When the enlightenment came, the grounds were improved even further by building a hamlet so that people could get back to nature and enjoy the simple life. Unfortunately, today, it really seemed rural as we squelched through the mud and slipped around. We also missed most of the stories of the tour: the choice was to keep your hood up and not hear anything, or to put it down and have cold water running down your neck.
By about 4:30 we had enough, so when it came time to actually tour the palace, we cut out and headed back to Paris. Eunsol’s shoes were so wet that she made strange squelching noises when she walked, and my pants were stuck to my legs. The moment we got on the bus, she was asleep. I woke her up to get on the train, where she promptly went back to sleep. Woke her up, got her on the Metro, and then back to sleep. Back to our hotel to dry out a little, and then out for dinner.
We went to a restaurant and ordered a complete French dinner: three courses for one price.
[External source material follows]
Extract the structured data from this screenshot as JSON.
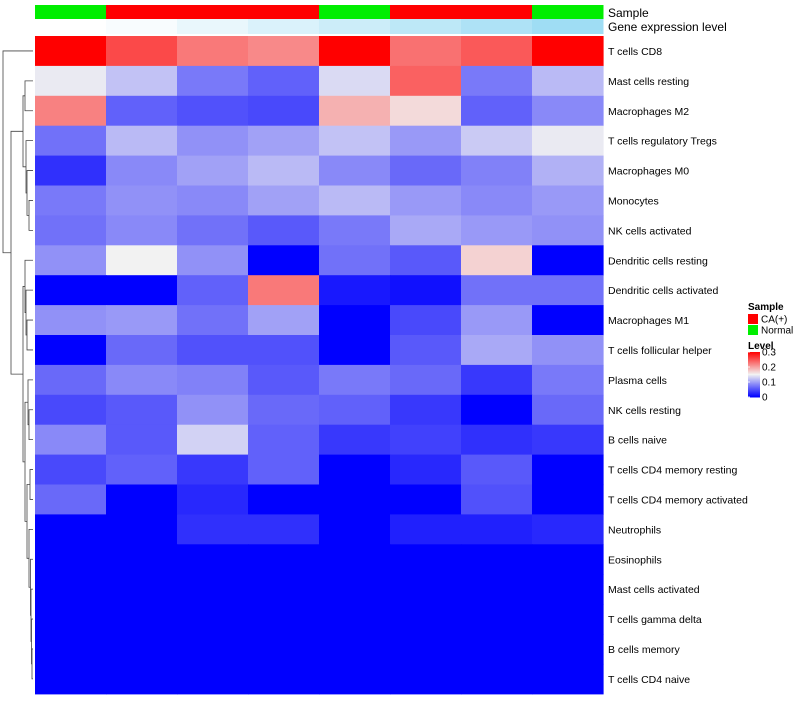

Eunsol had escargots, followed by boeuf bourguignon, rounded off with crème brulee. She also had a coke, which cost about $1.50 more than my glass of wine. Back to the hotel to shower before bed. I don’t know what kind of mud they have at Versailles, but our pants are soaking in the sink to try to get it out.
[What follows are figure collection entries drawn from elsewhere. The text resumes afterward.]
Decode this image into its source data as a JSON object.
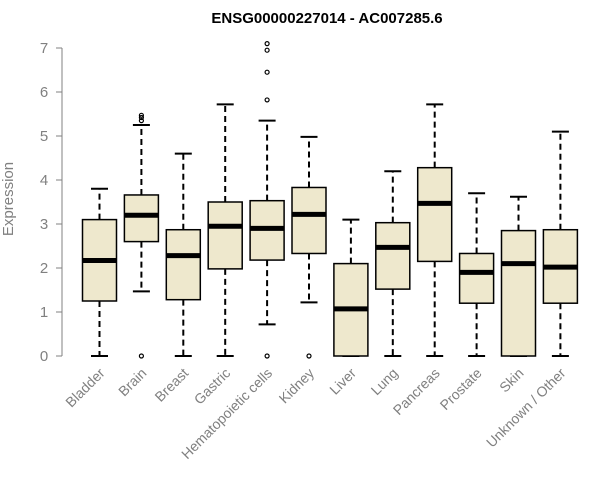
{
  "chart_data": {
    "type": "boxplot",
    "title": "ENSG00000227014 - AC007285.6",
    "xlabel": "",
    "ylabel": "Expression",
    "ylim": [
      0,
      7
    ],
    "yticks": [
      0,
      1,
      2,
      3,
      4,
      5,
      6,
      7
    ],
    "grid": false,
    "box_color": "#EEE8CD",
    "categories": [
      "Bladder",
      "Brain",
      "Breast",
      "Gastric",
      "Hematopoietic cells",
      "Kidney",
      "Liver",
      "Lung",
      "Pancreas",
      "Prostate",
      "Skin",
      "Unknown / Other"
    ],
    "series": [
      {
        "whisker_low": 0,
        "q1": 1.25,
        "median": 2.17,
        "q3": 3.1,
        "whisker_high": 3.8,
        "outliers": []
      },
      {
        "whisker_low": 1.47,
        "q1": 2.6,
        "median": 3.2,
        "q3": 3.66,
        "whisker_high": 5.25,
        "outliers": [
          0,
          5.35,
          5.42,
          5.47
        ]
      },
      {
        "whisker_low": 0,
        "q1": 1.28,
        "median": 2.28,
        "q3": 2.87,
        "whisker_high": 4.6,
        "outliers": []
      },
      {
        "whisker_low": 0,
        "q1": 1.98,
        "median": 2.95,
        "q3": 3.5,
        "whisker_high": 5.72,
        "outliers": []
      },
      {
        "whisker_low": 0.72,
        "q1": 2.18,
        "median": 2.9,
        "q3": 3.53,
        "whisker_high": 5.35,
        "outliers": [
          0,
          5.82,
          6.45,
          6.95,
          7.1
        ]
      },
      {
        "whisker_low": 1.22,
        "q1": 2.33,
        "median": 3.22,
        "q3": 3.83,
        "whisker_high": 4.98,
        "outliers": [
          0
        ]
      },
      {
        "whisker_low": 0,
        "q1": 0,
        "median": 1.07,
        "q3": 2.1,
        "whisker_high": 3.1,
        "outliers": []
      },
      {
        "whisker_low": 0,
        "q1": 1.52,
        "median": 2.47,
        "q3": 3.03,
        "whisker_high": 4.2,
        "outliers": []
      },
      {
        "whisker_low": 0,
        "q1": 2.15,
        "median": 3.47,
        "q3": 4.28,
        "whisker_high": 5.72,
        "outliers": []
      },
      {
        "whisker_low": 0,
        "q1": 1.2,
        "median": 1.9,
        "q3": 2.33,
        "whisker_high": 3.7,
        "outliers": []
      },
      {
        "whisker_low": 0,
        "q1": 0,
        "median": 2.1,
        "q3": 2.85,
        "whisker_high": 3.62,
        "outliers": []
      },
      {
        "whisker_low": 0,
        "q1": 1.2,
        "median": 2.02,
        "q3": 2.87,
        "whisker_high": 5.1,
        "outliers": []
      }
    ]
  }
}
It’s not hard to see why there was a revolution. The people were starving, and they thought that the Austrian (Marie A) was wasting flour to powder her hair. When the women came and told the King and Queen what was going on, they were invited into the palace to eat. Afterwards, some stayed outside to party, alcohol was involved, and then when things got out of hand, there was a riot. Or so the story goes. A Dr.Guillotine was concerned that the old method of capital punishment – being drawn and quartered – was too painful and someone should invent a more humane way of killing people, so someone did. Heads came off quickly and neatly. Apparently he was distressed for the rest of his life because his name got attached to it. Marie Antoinette’s last relative ended up in the US being arrested and jailed with her husband for running a cock fighting ring, so being rich didn’t really get them very far.
Anyway, perhaps we’ll come back another year, and try again, or go down in history as the only people to visit Versailles and not see the palace.